= Brian Brolly =

English showbusiness entrepreneur

Brian Brolly (21 October 1936 – 28 October 2006) was an English showbusiness entrepreneur. He was the managing director of Paul and Linda McCartney's MPL Communications, and then of Andrew Lloyd Webber's Really Useful Theatre Company. He was a co-founder of the radio stations Jazz FM and Classic FM.

Brolly was born in London. His father, Tom Brolly, was born in Belfast but played football for Millwall FC and Crystal Palace FC, and played four times for Northern Ireland. Brolly was educated at St Dunstan's College, and did National Service in the Royal Ulster Rifles. He played rugby for London Irish, and worked in television from 1957. He became a vice-president of MCA Television at the age of 26. He married his wife, Gillian, in 1963. He worked on the production of films including A Countess from Hong Kong (1967) – Charlie Chaplin's last film – and the BBC television drama series Colditz (1972–74).

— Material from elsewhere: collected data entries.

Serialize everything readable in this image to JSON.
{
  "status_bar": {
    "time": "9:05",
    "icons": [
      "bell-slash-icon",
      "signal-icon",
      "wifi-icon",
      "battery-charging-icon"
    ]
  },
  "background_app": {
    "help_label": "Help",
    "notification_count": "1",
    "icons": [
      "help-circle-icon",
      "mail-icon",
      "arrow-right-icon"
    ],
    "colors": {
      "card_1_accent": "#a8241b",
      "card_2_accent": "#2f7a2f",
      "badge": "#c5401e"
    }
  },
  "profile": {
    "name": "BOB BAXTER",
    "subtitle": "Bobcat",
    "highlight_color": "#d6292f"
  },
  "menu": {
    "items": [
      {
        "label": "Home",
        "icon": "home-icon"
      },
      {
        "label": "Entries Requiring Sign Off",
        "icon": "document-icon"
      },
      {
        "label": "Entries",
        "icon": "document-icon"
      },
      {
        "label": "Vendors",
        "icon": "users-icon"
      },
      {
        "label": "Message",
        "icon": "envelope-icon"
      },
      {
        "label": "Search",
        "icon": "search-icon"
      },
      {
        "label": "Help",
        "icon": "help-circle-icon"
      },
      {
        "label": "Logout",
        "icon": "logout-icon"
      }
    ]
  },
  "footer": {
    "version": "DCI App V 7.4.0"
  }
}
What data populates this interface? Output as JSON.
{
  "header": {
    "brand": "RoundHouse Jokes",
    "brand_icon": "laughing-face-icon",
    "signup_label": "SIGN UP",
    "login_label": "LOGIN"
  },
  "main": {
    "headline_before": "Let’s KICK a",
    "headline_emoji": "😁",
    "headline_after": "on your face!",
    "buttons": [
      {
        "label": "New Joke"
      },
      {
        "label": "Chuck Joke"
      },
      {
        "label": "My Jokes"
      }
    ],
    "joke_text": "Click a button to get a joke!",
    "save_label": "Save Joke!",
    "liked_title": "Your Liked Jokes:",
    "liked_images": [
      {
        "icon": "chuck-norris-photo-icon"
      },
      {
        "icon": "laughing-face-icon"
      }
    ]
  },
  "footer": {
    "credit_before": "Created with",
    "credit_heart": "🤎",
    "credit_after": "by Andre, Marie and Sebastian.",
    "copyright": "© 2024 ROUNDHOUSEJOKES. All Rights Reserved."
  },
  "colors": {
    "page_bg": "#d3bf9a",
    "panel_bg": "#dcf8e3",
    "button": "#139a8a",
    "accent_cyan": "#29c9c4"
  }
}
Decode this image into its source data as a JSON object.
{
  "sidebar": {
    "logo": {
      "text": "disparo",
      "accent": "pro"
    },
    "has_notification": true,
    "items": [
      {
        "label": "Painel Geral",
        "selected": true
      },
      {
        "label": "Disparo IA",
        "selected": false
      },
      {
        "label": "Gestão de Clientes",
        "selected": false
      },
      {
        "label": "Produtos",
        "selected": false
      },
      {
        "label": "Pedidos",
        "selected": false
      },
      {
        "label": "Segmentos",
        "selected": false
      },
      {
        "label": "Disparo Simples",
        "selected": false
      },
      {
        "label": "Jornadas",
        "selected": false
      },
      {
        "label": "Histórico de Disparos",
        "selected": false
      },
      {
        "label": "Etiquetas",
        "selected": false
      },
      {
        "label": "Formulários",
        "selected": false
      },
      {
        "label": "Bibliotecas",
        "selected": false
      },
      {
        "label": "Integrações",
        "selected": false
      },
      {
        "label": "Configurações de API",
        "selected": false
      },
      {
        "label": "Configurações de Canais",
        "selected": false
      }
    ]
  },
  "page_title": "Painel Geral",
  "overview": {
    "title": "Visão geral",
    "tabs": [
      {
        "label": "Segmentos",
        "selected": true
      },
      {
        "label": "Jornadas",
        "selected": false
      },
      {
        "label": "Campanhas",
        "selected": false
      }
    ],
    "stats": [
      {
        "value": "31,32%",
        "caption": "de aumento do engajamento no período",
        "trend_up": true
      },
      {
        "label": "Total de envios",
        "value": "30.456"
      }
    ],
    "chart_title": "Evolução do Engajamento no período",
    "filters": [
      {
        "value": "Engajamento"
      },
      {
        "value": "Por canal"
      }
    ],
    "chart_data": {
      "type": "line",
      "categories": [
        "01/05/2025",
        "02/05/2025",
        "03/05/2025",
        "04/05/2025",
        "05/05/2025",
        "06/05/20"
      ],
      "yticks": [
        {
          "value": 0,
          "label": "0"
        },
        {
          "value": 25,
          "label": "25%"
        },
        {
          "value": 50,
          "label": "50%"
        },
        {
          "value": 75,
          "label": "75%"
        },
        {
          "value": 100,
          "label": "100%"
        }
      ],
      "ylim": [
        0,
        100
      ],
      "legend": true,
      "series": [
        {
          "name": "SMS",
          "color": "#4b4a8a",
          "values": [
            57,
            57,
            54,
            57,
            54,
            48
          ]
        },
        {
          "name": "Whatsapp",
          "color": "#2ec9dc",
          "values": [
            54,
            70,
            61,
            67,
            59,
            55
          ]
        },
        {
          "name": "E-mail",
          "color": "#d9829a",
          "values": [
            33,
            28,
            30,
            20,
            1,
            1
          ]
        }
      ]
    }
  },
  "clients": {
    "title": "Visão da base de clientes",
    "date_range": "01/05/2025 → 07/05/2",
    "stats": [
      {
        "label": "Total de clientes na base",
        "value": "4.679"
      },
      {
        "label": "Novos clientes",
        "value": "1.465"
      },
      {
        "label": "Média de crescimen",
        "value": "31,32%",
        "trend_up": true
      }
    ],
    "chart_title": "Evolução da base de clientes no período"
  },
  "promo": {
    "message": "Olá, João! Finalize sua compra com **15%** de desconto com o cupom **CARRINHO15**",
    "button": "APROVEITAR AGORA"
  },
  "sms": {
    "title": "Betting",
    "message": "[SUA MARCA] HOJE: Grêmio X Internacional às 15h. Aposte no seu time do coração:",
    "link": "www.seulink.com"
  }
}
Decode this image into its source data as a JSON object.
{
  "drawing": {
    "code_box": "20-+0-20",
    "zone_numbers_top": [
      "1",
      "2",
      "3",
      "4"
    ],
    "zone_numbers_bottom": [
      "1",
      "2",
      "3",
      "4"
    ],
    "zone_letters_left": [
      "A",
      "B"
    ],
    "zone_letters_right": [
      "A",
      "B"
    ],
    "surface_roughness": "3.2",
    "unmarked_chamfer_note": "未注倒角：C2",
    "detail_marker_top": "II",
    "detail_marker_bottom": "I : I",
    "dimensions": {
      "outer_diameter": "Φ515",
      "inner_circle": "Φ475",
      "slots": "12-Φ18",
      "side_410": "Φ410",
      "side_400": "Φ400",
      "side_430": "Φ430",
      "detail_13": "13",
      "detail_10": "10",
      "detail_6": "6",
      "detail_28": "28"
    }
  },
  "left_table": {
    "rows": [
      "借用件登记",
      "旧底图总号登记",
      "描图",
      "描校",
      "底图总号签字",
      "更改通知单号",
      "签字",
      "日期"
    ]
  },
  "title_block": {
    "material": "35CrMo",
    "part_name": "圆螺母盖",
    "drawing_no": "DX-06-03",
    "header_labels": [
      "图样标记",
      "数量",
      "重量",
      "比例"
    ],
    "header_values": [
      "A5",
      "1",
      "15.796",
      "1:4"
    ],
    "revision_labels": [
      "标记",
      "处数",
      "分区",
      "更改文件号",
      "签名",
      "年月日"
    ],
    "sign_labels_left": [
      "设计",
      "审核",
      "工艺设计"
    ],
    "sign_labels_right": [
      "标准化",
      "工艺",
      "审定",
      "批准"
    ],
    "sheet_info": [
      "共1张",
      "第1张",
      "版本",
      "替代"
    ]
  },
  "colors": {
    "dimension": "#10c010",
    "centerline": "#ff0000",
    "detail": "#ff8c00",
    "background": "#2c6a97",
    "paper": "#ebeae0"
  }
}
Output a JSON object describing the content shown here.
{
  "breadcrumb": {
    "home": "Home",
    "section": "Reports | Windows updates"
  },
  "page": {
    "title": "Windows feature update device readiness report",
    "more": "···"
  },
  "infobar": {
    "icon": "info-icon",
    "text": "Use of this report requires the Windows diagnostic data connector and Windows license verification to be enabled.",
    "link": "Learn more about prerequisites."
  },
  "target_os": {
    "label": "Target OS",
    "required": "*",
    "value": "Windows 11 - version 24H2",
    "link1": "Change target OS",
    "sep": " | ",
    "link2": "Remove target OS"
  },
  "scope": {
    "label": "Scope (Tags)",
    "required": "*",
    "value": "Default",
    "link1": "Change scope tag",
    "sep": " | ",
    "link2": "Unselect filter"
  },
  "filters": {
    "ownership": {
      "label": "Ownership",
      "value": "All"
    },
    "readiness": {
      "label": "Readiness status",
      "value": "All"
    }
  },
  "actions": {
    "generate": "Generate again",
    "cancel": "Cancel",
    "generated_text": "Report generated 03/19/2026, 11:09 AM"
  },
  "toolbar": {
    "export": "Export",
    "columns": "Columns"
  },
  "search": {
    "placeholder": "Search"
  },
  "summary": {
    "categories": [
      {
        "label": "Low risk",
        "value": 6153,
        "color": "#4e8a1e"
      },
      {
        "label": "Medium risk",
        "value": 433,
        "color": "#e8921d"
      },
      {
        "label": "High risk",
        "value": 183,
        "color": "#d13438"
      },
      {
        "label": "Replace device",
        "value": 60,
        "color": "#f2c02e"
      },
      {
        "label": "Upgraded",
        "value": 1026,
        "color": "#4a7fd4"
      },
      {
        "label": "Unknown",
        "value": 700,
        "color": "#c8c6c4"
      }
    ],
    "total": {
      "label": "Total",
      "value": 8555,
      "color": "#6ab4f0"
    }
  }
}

In 1969, Brolly encouraged Andrew Lloyd Webber and Tim Rice to develop their musical Jesus Christ Superstar (1972–80). Given the controversial topic, he encouraged them to release an album of the music first. The double album proved to be a great success, as was the musical when it opened on Broadway in 1971. He assisted Paul and Linda McCartney setting up MPL Communications in 1973, becoming its managing director. He also assisted them with the management of Wings, and produced records including Band on the Run and Mull of Kintyre.

He left MPL Communications in 1978 to become managing director of Lloyd Webber's Really Useful Group. He also took a 30% interest in the company. At RUG, he developed the West End musicals Cats (1981–2002), Starlight Express (1984–92) and The Phantom of the Opera (1986–present, As of 2006), all of which have had extended runs on Broadway and elsewhere. He sold half of his interest when RUG was floated on the stock exchange in 1986. He left in 1988, by which time RUG was producing books, television and films. Brolly took an £800,000 payoff and received £14 million from Robert Maxwell for his remaining 14% stake.

In addition to continuing to produce hit shows, such as The Importance of Being Earnest with Simon Callow, Brolly went on to start Jazz FM in 1990 and Classic FM in 1992, the latter in collaboration with GWR Group. He was also involved with the US leisure concept company LARC Inc, which designs theme parks such as Alton Towers. He set up a theatrical production firm called Producers Four with fellow entertainment mogul Michael Jenkins. In 2004, Producers Four launched the Broadway musical Brooklyn. He also invested in the Angelina Ballerina children's books and in Tim Waterstone's Daisy & Tom children's shops.

He died of a heart attack on 28 October 2006. He was survived by his wife and their two sons.